(WECT) - Spend some time with toddlers and you'll notice their little hands are everywhere, touching, tapping and grabbing.
To fight the spread of germs, many parents are armed with hand sanitizer. The liquid gel has become a staple for a lot of moms and dads.
With concerns about swine flu, or H1N1 virus, using hand sanitizer has become even more popular.
Bottles of the alcohol-based formula are almost everywhere, from offices to college campuses, but does it really work?
Doctors say it does.
"I would say people should use it several times a day, three or four times a day," said Dr. Paul Sehdev with Providence St. Vincent Medical Center.
Experts on infectious disease suggest that most hand sanitize kill 99 percent of bacteria, if used correctly.

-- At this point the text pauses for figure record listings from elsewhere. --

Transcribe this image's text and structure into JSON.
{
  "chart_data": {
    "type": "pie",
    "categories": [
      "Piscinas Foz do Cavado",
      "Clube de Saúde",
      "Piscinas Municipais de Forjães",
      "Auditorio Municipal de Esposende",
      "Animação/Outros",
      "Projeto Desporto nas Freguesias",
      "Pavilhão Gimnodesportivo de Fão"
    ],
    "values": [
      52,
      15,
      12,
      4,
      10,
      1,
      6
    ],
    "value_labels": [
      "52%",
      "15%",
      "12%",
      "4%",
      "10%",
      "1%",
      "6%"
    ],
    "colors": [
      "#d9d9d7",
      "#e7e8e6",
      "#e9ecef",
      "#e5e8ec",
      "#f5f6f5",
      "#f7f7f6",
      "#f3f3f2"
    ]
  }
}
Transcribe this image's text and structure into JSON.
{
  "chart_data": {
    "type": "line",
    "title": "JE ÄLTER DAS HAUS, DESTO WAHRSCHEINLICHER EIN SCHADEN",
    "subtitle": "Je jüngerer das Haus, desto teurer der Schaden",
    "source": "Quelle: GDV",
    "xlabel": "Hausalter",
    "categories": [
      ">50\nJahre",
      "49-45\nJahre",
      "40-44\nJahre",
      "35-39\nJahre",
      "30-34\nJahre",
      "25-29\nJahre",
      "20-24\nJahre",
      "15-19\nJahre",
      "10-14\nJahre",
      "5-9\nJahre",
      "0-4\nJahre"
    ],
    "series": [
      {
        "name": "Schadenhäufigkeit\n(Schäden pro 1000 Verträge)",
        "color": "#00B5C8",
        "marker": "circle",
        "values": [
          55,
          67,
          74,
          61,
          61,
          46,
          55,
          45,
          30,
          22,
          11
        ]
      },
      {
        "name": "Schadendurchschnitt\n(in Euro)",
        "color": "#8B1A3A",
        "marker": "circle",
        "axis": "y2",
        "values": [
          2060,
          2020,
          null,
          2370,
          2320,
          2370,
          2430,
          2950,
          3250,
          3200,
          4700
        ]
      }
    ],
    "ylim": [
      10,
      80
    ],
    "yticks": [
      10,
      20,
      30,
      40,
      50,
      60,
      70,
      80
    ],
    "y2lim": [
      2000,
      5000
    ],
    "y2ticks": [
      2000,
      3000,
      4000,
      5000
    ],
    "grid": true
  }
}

"Typically, it is about two squirts, and you want to rub it in all over your hands, up under your finger nails if possible, and you want to keep rubbing it until your hands are completely dry," Sehdev explained.
Doctors add there's no risk of overuse.
"It is not dangerous to you, it is not toxic to you, it can be drying to your hands, but probably less drying than soap to be honest," says Sehdev, "It is not likely that bacteria are going to be resistant to it, because it is such a high concentration of alcohol."
Experts say as long as the alcohol content is above 60 percent, it will work at killing swine flu and other nasty bugs.
They add that hand sanitizer should be used along with regular hand washing.
A little soap and water goes a long way toward preventing the spread of germs.